Well Brandon I hadn’t a clue actually when you asked this question so I did some reading….and apparently its a controversial question!
It seems a British nobleman, Sir John Harrington was the first person to create a flushing device to remove waste from houses. Following on from this, the hilariously named Thomas Crapper (!) was a plumber who had many patents surrounding similar ideas to the flushing toilet. Alexander Cummings was another key player, who designed the S-block part of the toilet, which prevented sewer gases from travelling back up from the toilet!
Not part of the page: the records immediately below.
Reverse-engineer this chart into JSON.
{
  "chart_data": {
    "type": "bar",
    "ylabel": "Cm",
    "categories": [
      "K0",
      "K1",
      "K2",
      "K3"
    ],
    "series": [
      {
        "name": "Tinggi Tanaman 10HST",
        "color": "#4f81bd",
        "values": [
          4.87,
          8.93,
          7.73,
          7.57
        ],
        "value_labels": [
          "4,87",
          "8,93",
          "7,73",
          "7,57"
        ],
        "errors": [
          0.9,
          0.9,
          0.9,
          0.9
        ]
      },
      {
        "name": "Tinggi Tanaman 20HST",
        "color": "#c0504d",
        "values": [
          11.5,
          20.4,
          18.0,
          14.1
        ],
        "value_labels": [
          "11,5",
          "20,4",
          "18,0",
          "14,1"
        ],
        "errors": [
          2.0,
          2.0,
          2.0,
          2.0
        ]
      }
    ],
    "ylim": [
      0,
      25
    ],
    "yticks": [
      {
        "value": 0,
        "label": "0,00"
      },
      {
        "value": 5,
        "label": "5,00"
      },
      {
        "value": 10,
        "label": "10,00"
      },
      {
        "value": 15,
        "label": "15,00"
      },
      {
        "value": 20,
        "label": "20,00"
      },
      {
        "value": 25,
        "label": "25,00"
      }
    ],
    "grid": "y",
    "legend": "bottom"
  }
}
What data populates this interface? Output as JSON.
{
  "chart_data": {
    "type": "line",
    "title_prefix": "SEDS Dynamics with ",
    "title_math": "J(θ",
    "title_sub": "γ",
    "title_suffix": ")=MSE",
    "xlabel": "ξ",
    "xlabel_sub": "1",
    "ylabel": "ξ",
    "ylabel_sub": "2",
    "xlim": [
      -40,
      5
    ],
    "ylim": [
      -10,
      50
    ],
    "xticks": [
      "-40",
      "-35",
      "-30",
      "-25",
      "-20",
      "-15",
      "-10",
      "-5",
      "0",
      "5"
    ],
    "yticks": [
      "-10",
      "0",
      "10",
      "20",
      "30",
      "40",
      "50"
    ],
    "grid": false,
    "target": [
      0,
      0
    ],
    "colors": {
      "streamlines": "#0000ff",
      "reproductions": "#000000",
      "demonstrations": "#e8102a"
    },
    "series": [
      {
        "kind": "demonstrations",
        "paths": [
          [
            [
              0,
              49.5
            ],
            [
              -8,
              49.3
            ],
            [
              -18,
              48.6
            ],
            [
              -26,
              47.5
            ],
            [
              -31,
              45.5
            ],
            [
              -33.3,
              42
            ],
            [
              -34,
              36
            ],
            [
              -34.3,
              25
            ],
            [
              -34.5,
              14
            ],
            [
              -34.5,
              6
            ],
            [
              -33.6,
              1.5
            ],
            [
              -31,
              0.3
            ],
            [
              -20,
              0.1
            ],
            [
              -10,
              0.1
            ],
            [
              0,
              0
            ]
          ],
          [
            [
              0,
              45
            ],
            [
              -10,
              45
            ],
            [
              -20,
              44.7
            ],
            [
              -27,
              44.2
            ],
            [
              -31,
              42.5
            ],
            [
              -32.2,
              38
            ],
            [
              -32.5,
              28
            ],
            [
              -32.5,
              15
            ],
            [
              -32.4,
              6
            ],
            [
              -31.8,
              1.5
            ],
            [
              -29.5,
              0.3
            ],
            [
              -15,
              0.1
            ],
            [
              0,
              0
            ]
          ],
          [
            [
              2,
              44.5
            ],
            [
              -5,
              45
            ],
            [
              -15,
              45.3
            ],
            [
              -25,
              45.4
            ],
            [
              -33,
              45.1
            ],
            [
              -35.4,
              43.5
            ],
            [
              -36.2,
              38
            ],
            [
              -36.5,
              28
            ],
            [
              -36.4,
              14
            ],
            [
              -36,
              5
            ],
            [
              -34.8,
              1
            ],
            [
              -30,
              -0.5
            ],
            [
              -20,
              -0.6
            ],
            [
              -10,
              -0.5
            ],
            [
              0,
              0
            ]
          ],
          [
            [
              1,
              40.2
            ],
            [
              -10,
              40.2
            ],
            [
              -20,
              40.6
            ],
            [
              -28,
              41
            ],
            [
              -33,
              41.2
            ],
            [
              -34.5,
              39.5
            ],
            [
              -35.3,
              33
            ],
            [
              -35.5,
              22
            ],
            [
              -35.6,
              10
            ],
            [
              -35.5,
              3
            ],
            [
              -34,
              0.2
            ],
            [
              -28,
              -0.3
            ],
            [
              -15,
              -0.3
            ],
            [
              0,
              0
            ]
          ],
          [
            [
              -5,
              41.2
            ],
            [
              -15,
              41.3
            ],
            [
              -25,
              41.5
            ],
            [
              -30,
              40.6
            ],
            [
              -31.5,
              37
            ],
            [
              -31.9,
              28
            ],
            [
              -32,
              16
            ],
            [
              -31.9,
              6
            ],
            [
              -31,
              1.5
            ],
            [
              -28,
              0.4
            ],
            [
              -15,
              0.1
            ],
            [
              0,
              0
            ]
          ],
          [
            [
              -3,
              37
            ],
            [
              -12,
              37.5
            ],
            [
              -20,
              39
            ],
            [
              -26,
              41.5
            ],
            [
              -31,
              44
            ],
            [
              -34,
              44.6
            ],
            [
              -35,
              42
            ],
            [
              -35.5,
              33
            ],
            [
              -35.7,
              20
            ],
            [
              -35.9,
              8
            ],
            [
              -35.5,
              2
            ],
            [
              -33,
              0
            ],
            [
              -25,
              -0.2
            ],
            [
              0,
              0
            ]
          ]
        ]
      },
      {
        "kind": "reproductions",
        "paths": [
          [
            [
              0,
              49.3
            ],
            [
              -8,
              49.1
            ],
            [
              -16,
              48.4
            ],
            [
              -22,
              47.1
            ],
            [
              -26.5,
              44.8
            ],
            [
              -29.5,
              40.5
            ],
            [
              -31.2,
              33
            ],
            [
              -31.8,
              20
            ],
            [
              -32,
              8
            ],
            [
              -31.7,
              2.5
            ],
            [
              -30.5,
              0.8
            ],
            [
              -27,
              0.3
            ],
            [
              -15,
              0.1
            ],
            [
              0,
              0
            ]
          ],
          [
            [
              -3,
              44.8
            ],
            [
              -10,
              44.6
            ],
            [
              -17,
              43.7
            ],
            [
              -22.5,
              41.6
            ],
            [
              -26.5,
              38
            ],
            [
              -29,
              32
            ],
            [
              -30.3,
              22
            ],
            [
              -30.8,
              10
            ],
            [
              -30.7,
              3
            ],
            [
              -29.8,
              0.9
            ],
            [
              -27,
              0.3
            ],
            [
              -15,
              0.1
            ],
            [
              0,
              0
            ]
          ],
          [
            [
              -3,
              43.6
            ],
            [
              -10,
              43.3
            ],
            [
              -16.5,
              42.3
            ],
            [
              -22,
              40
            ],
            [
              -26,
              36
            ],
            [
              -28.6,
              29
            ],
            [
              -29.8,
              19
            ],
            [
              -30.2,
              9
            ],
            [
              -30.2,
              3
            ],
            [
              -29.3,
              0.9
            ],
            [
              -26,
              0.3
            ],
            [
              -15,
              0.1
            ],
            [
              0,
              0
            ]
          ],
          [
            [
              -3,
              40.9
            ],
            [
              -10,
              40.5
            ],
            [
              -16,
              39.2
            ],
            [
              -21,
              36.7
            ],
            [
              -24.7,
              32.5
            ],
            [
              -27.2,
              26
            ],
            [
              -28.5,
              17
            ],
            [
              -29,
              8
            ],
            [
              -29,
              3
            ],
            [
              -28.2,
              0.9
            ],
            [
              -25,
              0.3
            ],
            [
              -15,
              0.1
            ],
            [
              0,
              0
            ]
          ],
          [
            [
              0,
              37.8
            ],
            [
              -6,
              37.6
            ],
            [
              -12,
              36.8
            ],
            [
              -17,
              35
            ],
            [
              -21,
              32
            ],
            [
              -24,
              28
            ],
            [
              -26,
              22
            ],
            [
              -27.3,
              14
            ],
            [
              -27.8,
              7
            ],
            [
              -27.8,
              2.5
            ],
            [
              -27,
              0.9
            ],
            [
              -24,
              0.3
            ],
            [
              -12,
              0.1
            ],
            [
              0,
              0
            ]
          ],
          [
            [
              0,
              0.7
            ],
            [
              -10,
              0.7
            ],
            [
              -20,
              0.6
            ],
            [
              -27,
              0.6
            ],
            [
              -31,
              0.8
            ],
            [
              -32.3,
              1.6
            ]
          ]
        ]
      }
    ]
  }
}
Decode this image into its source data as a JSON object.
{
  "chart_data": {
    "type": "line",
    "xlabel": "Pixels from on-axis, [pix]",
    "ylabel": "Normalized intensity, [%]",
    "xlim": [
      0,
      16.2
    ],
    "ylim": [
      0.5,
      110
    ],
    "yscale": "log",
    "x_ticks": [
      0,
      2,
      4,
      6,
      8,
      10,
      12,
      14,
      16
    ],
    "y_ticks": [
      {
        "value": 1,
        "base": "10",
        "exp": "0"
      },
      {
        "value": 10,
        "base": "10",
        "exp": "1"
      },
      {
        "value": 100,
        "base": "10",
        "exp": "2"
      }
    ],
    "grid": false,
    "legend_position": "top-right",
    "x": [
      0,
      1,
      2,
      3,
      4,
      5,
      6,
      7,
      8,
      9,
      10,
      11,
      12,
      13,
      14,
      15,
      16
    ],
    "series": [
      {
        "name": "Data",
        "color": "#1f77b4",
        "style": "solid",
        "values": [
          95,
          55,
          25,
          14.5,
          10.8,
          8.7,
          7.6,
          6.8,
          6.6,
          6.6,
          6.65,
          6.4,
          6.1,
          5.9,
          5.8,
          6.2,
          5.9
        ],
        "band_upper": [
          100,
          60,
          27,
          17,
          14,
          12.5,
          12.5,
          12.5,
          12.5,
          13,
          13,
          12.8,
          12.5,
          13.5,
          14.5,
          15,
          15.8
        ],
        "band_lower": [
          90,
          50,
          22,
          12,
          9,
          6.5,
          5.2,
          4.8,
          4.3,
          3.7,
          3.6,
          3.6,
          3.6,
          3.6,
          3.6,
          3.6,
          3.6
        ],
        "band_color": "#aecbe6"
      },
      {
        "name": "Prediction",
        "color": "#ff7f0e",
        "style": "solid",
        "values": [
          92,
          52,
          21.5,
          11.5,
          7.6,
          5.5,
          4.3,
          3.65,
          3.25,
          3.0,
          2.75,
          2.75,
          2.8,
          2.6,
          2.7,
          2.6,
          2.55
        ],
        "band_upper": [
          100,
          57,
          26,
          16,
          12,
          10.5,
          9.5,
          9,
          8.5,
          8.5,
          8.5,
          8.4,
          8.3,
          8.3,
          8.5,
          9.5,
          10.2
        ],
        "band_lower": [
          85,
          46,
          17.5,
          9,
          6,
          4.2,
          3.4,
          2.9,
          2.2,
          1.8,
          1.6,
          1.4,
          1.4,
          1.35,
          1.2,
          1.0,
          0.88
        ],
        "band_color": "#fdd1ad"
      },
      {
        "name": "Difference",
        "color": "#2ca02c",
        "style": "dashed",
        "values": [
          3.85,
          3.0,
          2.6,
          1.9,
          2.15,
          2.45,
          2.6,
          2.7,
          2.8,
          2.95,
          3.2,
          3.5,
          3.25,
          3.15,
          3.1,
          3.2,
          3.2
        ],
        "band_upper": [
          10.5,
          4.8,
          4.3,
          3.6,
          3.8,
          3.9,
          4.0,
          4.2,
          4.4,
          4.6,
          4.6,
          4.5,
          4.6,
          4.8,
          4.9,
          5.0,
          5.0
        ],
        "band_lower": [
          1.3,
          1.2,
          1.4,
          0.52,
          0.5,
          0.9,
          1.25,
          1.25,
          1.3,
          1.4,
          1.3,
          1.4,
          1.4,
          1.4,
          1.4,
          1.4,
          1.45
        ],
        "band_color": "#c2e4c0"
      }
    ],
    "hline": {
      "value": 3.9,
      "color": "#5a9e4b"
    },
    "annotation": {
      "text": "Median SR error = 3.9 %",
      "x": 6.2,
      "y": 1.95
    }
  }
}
Great question Brandon! The flush toilet was perhaps one of the best inventions of our time – without toilets in our homes to dispose of human waste, we would still be living in a brutal age of cholera, dysentery, typhus and typhoid fever (all very nasty illnesses that brutally killed many people each year). As mentioned by Karen, the flush toilet was invented, and re-invented, many times. They actually first appeared indoors over 4,000 years ago. The Romans built their ‘toilets’ over drains carrying running water that discharged into a fetid Tiber. Also, rumor has it that Queen Elizabeth I’s godson (Sir John Harrington) had built her a a flush toilet, but she was apparently too embarrassed to use it for fear that the roar of the rushing water would inform the palace of the royal bowels being evacuated! The father of the modern toilet was not, as myth would have it, Thomas Crapper. It is Alexander Cummings, a watchmaker, who was granted the first patent for a flush toilet in 1775. Not everyone today has a flush toilet, but it has done billions a great service 🙂 Hope that helps!
What a great invention it was too! Unfortunately, as Angela says, we are very lucky in Ireland and other wealthy places to have these inventions or enough water to use them! There are a lot of people who just use a “long-drop” toilet, which is a hole in the ground with a wooden plank which you stand on…. And it can pretty slippy in my experience!